Kris Sigford, water program director for the Minnesota Center for Environmental Advocacy, said she said she worries that phosphorus still can lead to algae that hampers boating and swimming and spur the growth of a toxic algae.
Despite improvements, the level has "gone up and up and up" and Pepin is still "severely impaired," she said. The lake is formally listed under federal Clean Water Act standards as impaired for both phosphorus and turbidity.
The chemical can come from many sources, including hundreds of municipal wastewater treatment plants, farm fields and private septic systems.
During the summer of 1988, with little flow coming into the river and lake, algae bloomed on Pepin. "It stank for days," said Norm Senjem, who is leading the Minnesota Pollution Control Agency's effort to control sedimentation and phosphorus in the lake.
At the time, the biggest contributor of phosphorus was the Twin Cities' major wastewater plant. Since then, Senjem said, upgrades have reduced the plant's levels from about 850 tons of phosphorus a year in 2001 to about 150 tons now.
It's hard to say what effect that has had, however. There have been no summers similar to 1988 with low flows that slow water in the lake, allowing more algae to form, he said.
A plan to control phosphorus coming into the lake began about two years ago but was put on the back burner to concentrate on sediment, which can also bring the chemical into the lake, Sigford said. Right now, "it's just sort of sitting there," she said.
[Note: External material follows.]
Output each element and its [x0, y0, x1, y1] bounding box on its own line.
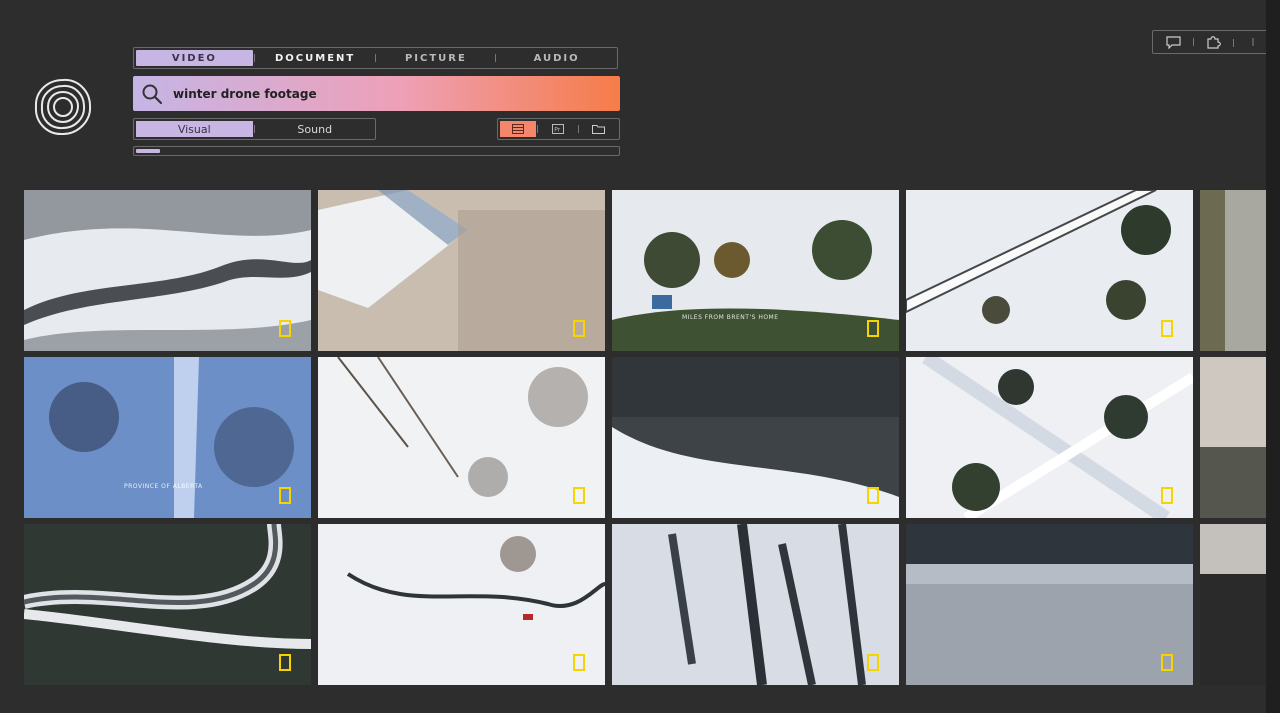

She is calling for better standards. She said the standard should be 60 parts per billion; the MPCA and Wisconsin are looking at 100 ppb.
While waste water plants contribute to the problem, the biggest source of phosphorus is agriculture, Sigford said. The Minnesota River is the biggest player, she said, because it's so large and because land near it is intensively farmed.
The Minnesota Center for Environmental Advocacy wants strict standards and likely would challenge lower standards in court, Sigford said. When the limit is set, farmers will have to cooperate.
"We simply can't get there without ag stepping up to the plate and polluting less," she said.
She hopes Legacy Amendment money and state and federal conservation programs will make change possible.
Some people talk about mandatory standards.
"I've certainly heard a lot of that," Sigford said. "I think that it's very much time for us as a society to say, what do we expect for minimum standards for agriculture?"